Like human dignity, the idea of religious liberty was unknown in the ancient world. As Robert Louis Wilken demonstrates in Liberty in the Things of God (recently reviewed in Public Discourse by Steven D. Smith), religious liberty first emerged in Christianity’s conflicts with Roman authorities. The ancient world knew no distinction between politics and religion. Christians who refused to take part in public religious ceremonies were prosecuted as enemies of the state. The second-century author Tertullian was the first figure in the history of Western civilization to use the phrase “freedom of religion.” He argued that religion was a matter of inner conviction and could not be compelled:

It is only just and a privilege inherent in human nature that every person should be able to worship according to his own convictions; the religious practice of one person neither harms nor helps another. It is not part of religion to coerce religious practice, for it is by choice and not coercion that we should be led to religion.
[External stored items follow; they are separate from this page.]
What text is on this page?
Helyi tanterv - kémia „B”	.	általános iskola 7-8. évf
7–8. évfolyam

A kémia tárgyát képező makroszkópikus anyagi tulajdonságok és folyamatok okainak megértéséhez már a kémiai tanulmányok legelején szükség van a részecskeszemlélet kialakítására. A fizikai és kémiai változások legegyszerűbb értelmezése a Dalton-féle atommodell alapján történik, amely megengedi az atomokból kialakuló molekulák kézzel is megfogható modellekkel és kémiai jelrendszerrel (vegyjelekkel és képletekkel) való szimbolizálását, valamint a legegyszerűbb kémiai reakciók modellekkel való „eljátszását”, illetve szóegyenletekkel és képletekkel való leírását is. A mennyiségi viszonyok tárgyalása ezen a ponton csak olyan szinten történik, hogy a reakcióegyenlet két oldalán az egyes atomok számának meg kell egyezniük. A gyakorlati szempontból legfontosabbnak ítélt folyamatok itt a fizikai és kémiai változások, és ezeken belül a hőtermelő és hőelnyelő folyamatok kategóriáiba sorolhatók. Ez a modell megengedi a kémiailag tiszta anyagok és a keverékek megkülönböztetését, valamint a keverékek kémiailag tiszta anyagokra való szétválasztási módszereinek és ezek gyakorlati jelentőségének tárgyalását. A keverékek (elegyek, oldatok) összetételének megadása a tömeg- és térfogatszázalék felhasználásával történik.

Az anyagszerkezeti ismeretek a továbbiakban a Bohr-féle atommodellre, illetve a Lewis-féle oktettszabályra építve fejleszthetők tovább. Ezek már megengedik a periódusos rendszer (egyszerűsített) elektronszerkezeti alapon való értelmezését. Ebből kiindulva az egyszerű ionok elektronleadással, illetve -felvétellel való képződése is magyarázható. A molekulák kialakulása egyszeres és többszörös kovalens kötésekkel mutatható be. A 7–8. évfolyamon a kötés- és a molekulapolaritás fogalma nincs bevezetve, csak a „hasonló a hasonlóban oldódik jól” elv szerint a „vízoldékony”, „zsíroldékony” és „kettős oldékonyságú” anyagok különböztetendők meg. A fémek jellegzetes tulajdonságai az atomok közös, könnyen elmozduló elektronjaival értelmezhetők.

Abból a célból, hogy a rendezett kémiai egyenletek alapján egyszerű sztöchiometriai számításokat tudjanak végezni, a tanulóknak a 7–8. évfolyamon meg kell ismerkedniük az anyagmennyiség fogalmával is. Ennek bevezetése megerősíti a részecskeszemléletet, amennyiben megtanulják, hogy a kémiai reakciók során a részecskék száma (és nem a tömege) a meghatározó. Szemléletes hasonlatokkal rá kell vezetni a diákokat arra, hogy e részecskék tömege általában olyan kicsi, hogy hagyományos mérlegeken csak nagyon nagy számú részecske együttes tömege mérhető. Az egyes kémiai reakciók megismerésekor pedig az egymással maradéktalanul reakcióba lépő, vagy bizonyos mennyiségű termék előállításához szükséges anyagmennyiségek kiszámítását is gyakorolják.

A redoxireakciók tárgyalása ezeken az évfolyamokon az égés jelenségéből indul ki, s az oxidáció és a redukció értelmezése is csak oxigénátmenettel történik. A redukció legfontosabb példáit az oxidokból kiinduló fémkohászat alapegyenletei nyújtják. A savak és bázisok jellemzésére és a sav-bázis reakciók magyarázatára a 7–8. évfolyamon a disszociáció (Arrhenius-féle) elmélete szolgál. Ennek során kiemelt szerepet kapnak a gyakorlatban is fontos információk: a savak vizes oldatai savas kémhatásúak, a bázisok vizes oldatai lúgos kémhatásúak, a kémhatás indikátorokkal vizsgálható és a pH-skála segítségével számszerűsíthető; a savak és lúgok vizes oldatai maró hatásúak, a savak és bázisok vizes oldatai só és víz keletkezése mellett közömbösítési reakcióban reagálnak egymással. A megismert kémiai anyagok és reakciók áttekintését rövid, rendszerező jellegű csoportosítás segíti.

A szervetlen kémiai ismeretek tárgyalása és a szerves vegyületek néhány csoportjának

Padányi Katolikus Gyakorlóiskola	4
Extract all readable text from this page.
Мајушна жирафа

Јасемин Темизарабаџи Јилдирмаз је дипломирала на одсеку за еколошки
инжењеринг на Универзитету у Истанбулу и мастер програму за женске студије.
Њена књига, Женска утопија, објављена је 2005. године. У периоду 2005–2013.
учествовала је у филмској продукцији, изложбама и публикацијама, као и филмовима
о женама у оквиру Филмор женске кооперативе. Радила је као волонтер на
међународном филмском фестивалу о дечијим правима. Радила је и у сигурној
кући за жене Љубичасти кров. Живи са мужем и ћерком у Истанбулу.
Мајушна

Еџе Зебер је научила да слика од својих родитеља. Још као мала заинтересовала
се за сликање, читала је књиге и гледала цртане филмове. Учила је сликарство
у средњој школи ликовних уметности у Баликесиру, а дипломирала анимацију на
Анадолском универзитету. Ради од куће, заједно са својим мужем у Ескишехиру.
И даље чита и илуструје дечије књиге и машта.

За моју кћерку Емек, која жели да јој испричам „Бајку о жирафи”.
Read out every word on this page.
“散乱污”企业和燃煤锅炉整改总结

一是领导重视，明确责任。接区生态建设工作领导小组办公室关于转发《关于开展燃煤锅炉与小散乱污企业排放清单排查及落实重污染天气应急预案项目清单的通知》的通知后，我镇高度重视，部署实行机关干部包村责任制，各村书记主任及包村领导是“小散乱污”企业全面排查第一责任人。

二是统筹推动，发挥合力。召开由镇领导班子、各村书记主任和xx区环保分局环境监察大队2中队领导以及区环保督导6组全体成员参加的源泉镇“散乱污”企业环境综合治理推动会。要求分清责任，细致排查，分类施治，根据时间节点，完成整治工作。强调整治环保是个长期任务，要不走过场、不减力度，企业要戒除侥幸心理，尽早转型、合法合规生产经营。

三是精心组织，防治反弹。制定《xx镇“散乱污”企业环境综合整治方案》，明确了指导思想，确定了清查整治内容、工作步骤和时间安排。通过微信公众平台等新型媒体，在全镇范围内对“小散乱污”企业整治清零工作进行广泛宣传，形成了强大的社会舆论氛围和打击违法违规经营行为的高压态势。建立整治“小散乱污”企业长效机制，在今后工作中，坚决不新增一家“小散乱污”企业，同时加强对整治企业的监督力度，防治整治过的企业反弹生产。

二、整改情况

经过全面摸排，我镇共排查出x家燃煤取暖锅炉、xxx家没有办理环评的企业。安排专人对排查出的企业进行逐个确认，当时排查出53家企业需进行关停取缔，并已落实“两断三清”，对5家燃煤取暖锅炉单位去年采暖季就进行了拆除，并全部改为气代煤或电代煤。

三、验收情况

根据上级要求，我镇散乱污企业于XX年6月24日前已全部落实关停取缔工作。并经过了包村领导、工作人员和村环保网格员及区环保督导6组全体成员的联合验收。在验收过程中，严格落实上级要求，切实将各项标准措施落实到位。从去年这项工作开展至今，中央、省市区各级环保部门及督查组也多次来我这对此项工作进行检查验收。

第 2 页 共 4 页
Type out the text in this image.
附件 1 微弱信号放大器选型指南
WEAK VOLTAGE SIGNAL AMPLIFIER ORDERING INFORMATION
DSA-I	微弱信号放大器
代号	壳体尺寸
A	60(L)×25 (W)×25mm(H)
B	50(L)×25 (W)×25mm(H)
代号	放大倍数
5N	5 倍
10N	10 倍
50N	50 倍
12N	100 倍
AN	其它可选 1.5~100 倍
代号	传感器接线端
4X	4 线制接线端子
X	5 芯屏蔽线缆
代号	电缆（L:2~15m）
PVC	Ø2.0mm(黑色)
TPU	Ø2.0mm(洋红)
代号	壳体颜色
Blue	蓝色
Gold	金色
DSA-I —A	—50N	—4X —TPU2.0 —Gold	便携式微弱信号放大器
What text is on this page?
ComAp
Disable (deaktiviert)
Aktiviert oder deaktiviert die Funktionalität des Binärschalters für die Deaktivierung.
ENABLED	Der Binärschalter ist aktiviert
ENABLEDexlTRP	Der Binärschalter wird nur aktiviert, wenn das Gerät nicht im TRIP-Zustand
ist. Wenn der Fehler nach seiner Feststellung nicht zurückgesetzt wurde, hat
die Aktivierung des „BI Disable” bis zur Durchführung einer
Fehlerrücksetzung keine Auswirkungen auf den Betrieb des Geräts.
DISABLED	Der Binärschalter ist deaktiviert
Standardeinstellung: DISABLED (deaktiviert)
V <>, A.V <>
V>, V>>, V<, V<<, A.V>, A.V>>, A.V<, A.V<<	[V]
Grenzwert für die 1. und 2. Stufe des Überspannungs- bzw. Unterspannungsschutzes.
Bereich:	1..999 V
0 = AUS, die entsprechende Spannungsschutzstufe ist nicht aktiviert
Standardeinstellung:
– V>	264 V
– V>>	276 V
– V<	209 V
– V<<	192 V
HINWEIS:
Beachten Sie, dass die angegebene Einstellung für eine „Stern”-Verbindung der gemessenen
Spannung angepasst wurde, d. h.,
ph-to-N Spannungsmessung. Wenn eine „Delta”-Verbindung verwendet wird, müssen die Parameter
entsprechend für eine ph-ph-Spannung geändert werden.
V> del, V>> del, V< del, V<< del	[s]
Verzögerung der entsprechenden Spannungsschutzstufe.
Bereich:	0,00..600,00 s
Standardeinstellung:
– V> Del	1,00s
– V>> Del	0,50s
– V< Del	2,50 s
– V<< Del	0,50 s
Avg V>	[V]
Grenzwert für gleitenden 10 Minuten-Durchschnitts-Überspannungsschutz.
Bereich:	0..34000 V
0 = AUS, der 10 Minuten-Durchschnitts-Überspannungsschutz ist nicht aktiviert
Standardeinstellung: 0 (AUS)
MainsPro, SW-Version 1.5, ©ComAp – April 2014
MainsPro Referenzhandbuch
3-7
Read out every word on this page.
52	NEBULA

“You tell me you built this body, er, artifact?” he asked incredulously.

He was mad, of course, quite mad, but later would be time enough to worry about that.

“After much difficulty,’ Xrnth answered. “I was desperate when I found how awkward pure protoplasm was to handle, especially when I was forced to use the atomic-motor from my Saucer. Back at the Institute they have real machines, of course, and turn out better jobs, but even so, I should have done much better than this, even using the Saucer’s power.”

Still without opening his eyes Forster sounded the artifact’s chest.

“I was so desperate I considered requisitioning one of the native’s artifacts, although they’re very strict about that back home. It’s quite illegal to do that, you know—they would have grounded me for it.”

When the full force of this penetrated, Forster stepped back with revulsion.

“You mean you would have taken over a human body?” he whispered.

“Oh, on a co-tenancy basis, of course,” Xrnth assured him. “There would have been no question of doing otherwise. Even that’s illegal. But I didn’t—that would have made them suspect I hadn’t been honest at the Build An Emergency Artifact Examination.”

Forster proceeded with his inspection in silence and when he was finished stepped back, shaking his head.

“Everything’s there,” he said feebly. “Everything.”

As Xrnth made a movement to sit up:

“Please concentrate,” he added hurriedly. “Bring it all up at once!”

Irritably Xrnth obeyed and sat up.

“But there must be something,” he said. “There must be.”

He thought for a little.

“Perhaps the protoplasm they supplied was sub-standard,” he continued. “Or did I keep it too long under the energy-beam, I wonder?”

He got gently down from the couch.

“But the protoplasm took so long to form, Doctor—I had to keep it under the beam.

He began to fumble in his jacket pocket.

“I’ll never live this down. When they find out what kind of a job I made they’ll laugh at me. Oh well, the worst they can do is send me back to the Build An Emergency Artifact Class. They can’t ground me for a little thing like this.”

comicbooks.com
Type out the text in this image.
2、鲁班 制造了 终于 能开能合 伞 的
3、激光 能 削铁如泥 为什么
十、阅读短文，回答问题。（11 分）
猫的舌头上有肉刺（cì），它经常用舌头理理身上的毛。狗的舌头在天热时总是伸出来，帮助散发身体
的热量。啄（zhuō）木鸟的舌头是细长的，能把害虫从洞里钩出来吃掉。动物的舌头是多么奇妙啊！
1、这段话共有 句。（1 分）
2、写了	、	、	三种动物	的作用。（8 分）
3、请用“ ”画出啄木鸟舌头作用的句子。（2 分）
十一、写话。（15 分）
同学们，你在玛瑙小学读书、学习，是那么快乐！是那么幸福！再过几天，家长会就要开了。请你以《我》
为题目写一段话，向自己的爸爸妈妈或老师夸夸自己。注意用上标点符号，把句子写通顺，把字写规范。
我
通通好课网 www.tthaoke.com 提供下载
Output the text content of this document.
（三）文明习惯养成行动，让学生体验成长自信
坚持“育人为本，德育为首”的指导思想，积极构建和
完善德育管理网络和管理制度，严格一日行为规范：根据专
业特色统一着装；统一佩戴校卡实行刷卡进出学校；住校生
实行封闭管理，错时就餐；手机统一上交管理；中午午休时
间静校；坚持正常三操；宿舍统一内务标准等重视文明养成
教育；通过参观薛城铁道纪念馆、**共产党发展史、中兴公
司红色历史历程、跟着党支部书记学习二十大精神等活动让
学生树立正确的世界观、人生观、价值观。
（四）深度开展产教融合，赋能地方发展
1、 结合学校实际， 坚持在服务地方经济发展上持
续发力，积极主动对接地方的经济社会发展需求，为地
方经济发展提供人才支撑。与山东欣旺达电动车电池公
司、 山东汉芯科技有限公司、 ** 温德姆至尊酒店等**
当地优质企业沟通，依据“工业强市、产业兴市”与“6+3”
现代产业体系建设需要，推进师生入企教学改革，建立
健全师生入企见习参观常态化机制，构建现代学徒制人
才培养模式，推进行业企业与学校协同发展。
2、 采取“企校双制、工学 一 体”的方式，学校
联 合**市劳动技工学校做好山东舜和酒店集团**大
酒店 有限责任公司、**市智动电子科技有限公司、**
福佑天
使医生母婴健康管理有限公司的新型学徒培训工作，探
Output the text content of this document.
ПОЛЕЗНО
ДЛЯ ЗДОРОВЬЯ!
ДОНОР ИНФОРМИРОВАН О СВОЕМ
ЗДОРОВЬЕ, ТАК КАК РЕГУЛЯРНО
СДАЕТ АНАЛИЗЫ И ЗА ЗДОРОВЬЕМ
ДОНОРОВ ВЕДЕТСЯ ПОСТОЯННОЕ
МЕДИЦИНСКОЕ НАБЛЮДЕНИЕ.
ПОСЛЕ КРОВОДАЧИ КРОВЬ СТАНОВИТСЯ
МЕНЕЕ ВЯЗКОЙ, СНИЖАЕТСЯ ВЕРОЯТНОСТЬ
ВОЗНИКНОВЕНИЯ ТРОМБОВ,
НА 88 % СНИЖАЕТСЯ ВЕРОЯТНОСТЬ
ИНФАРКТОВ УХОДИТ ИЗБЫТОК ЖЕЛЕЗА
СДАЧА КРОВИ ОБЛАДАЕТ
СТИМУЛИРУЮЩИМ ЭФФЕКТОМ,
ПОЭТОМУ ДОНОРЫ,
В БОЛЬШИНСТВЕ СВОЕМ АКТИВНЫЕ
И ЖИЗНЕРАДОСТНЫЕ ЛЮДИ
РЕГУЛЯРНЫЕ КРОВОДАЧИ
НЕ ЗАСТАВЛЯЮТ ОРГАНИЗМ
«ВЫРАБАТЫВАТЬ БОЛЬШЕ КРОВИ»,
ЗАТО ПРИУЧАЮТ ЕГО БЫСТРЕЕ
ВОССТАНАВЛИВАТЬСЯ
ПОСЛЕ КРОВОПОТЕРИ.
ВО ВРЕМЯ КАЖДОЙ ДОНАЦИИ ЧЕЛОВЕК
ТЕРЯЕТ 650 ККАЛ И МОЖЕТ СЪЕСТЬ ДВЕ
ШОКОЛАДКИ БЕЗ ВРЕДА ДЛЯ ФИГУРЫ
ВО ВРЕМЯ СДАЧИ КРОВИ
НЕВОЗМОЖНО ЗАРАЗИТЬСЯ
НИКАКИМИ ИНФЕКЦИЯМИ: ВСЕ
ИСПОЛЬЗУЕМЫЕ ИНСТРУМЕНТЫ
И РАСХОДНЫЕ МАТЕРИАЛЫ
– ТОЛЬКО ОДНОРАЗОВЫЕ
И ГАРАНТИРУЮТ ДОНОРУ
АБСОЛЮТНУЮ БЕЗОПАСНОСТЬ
Christians also argued for the rights of religious communities to practice their faith publicly, and for individuals to live according to the dictates of their consciences. As America’s Christian culture wanes, we should not be surprised to see a distinction emerge between the freedom to worship and the free exercise of religion, between the freedom to believe and practice religion privately and the freedom to live out one’s faith in the public square, even if it should offend or impinge on the desires of others. If God is not the ultimate source of morality, and if conscience means doing whatever you want, then the duty to follow one’s conscience is less likely to be taken seriously as a reason for action that must be respected. Religion is also less likely to be privileged as a source of moral authority. If religious beliefs are like any other beliefs, and not about giving due obedience to the creator of the universe, why should your religion be allowed to hinder my autonomy?

Charity, Civility, and Clarity

As Mark Movsesian notes, the rise of the Nones reflects a further erosion of the common ground in our public discourse. The coming years will witness more heated debates as the new “religious” culture clashes with the Christian consensus that was. We will also see a decline in the public’s comprehension of principles that Christianity helped to articulate, even though those principles are not exclusive to Christian theology. Charity and civility will be necessary for navigating these waters. So will forthright and clear defenses of fundamental freedoms with vigorous legal and philosophical arguments.